Al otro lado de la habitación, la mirada de Nola se agudizó, desesperada por silenciar a Elena antes de que dijera algo condenatorio. Actuó con rapidez, interrumpiendo la conversación antes de que se descontrolara. «El subcomandante Aston necesita reposo absoluto después de tomar el suplemento dietético. Cualquier persona que no esté involucrada en su cuidado debe irse de inmediato. No podemos arriesgarnos a contratiempos».

Tan pronto como ella habló, la multitud abandonó la sala rápidamente.

A Elena se le escapó una risa seca mientras restaba importancia a la desesperada teatralidad de Nola. No había duda: Nola estaba presa del pánico, temerosa de que más preguntas desenmascararan la frágil mentira a la que se aferraba.

Elena ya había dado su advertencia. Si valoraban la vida del paciente, evitarían el suplemento dietético que Nola les proponía. Pero si decidían no escuchar, no era su responsabilidad seguir negándose a hacerlo.

Sin decir otra palabra, Elena lanzó una última mirada significativa en dirección a Nola antes de girar sobre sus talones y dirigirse hacia la salida.

Después de consumir el suplemento dietético, los signos vitales de Lamont finalmente se estabilizaron.

La sala bullía de admiración por Nola.

¡El Dr. Vance realmente salvó el día! Si no fuera por ese suplemento dietético del Sanador, Lamont no lo habría logrado.

¡Ese suplemento es un auténtico milagro! Una pizca de su polvo disuelto en agua funcionó como por arte de magia. ¿Te imaginas el poder de una pastilla entera? ¡Probablemente serías inmune a todas las enfermedades!

Sigue soñando. La Dra. Vance solo consiguió uno porque es discípula de la Sanadora. Los demás no podríamos permitírnoslo ni ahorrando cien años.

Los grandes hospitales de Klathe siempre nos menosprecian; dicen que solo sabemos mantener a la gente con vida, no tratarla. Apuesto a que se volverían locos si descubrieran que el discípulo del Sanador trabaja aquí.

Todas las miradas se posaron en Nola, con expresiones llenas de admiración, como si fuera un prodigio único en la vida.

En su interior, Nola se empapó de sus elogios como si fueran rayos de sol, aunque mantuvo su voz dulce y humilde. "Resultó que fui elegida por la Sanadora. No soy tan increíble como dicen".

Su humildad sólo la elevó ante sus ojos.

Tan realista. Nada arrogante ni vanidoso, justo lo que esperarías de alguien entrenado por el Sanador.

La mayoría de la gente se jactaría de simplemente estrecharle la mano a la sanadora. ¿Pero la Dra. Vance? Es auténtica y aun así lo mantiene en secreto. Esa humildad es rara.

No se subestime, Dr. Vance. Convertirse en discípulo del Sanador no es algo que cualquiera pueda lograr. Usted es la joya de este hospital; ¡estamos todos orgullosos de tenerlo aquí!

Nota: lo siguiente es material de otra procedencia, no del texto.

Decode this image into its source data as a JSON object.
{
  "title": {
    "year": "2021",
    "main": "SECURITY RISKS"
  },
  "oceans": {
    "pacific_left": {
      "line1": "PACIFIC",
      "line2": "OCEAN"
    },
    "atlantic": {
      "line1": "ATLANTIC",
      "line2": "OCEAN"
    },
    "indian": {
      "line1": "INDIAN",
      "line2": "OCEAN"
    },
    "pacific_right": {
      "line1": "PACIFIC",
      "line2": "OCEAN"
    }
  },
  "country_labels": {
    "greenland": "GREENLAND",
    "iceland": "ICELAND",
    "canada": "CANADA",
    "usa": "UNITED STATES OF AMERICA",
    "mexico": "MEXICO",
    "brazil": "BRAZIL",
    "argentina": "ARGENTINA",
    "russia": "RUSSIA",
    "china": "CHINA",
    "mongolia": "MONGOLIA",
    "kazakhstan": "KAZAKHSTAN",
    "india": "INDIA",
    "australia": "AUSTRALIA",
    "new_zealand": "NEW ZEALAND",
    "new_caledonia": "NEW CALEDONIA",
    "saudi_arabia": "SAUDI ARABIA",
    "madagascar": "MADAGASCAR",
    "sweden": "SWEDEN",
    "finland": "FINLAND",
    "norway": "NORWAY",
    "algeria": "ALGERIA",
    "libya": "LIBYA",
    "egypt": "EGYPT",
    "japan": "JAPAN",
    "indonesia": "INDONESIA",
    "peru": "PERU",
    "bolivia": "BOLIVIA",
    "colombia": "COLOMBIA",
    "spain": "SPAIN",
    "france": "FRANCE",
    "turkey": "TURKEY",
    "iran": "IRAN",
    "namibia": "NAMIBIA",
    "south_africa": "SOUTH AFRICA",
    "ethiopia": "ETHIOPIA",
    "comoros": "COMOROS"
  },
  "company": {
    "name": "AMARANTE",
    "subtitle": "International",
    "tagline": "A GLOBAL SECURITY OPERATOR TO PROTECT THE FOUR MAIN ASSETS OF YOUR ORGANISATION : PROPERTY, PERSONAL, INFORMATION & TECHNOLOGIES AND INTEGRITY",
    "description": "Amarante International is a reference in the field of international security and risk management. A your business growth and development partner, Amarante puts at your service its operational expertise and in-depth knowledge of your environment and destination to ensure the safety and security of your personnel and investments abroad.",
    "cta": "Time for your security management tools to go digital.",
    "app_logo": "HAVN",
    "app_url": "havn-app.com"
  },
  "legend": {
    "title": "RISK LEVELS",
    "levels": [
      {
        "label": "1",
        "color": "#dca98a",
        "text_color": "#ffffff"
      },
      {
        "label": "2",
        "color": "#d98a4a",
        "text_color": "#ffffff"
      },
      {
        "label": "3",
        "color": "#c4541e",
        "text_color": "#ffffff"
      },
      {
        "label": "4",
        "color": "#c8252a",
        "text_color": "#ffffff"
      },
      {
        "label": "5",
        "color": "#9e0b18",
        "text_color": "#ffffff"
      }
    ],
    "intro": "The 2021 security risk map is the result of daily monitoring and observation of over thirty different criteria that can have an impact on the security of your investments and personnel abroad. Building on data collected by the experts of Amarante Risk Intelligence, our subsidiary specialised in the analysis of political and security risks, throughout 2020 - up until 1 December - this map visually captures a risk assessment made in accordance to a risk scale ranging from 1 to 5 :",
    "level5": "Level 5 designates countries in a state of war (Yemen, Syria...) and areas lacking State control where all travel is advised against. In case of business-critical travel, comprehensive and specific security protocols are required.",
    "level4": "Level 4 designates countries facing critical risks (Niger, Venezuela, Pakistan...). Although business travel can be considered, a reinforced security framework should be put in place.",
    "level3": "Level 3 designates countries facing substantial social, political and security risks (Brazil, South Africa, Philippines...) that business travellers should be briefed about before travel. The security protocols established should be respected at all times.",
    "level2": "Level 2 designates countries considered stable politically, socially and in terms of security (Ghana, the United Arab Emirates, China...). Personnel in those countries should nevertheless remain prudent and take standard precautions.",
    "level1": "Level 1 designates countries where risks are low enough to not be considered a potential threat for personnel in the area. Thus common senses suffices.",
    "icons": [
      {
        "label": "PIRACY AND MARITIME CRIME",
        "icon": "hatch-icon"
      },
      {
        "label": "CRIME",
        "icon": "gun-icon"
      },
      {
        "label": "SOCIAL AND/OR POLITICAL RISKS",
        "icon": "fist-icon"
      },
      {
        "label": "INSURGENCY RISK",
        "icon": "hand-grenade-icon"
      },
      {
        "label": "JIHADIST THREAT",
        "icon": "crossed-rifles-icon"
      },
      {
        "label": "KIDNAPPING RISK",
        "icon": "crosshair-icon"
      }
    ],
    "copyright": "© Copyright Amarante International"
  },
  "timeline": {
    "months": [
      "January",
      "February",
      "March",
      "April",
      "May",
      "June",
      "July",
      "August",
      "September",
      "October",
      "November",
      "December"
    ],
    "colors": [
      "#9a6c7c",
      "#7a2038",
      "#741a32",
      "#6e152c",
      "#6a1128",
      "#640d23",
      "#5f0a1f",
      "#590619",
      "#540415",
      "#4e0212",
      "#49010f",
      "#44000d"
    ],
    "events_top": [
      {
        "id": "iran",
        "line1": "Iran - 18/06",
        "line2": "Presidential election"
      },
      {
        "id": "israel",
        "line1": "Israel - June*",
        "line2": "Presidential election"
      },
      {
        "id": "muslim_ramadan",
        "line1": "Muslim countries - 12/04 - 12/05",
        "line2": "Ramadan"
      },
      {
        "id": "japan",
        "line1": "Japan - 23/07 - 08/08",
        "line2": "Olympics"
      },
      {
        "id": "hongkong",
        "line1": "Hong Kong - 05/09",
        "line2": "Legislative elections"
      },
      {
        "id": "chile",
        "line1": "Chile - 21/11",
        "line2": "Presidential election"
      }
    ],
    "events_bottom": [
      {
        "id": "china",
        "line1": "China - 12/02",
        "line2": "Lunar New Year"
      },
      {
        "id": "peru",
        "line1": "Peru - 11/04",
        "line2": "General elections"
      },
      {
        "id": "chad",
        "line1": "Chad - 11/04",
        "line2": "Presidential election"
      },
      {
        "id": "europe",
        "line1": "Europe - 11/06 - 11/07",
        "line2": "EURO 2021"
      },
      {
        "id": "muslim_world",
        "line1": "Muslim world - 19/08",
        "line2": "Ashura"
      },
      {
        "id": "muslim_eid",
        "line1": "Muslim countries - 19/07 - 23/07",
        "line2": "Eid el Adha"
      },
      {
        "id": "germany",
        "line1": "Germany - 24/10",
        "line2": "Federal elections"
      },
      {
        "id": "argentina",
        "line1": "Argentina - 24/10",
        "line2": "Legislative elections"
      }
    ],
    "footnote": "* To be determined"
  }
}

De pie, con una postura perfecta, Nola lucía una sonrisa suave y modesta, disfrutando plenamente de los elogios.

Al captar los fragmentos de elogios dirigidos a Nola mientras se dirigía a la salida, Elena no se molestó en exponer sus mentiras. Lamont podía parecer estable, pero la toxina ya se había infiltrado en su organismo. Nola había sido tacaña, tomando solo una pequeña cantidad de la Píldora B, pero por un capricho del destino, esa misma tacañería terminó salvándola. Si le hubiera dado la píldora completa, Lamont habría muerto en cuanto le llegó al torrente sanguíneo. Pero la dosis era mínima, lo que hacía que la situación pareciera temporalmente estable. En tres días, el veneno haría efecto con toda su fuerza. Y cuando lo hiciera, ¿cómo se las arreglaría Nola, esta falsa discípula, para librarse?

Charlette se cruzó de brazos y chasqueó la lengua. "Tsk. ¿Esa mujer es de verdad discípula de la Sanadora?"

Los labios de Elena se curvaron. "Dímelo tú."

Allí estaba Nola, un fraude envuelto en alabanzas, mientras todos los demás hacían fila para adorarla.

Wesley entrecerró los ojos, ensombrecido por la duda. Él también tenía un suplemento dietético, que le había dado Elena. Ella afirmaba haberlo preparado ella misma. Pero no lo había echado de menos: el suplemento dietético de Nola no coincidía en absoluto con el de Elena. Alguien que podía elaborar suplementos y distinguir la Píldora A de la Píldora B... ¿Quién era Elena exactamente? La respuesta lo desgarraba. Aparte de que era la famosa Sanadora, nada más encajaba.

Con paso seguro y un aire de presuntuosa, Nola se acercó a Wesley. «Señor Spencer», ronroneó, «¿le gustaría cenar conmigo más tarde?».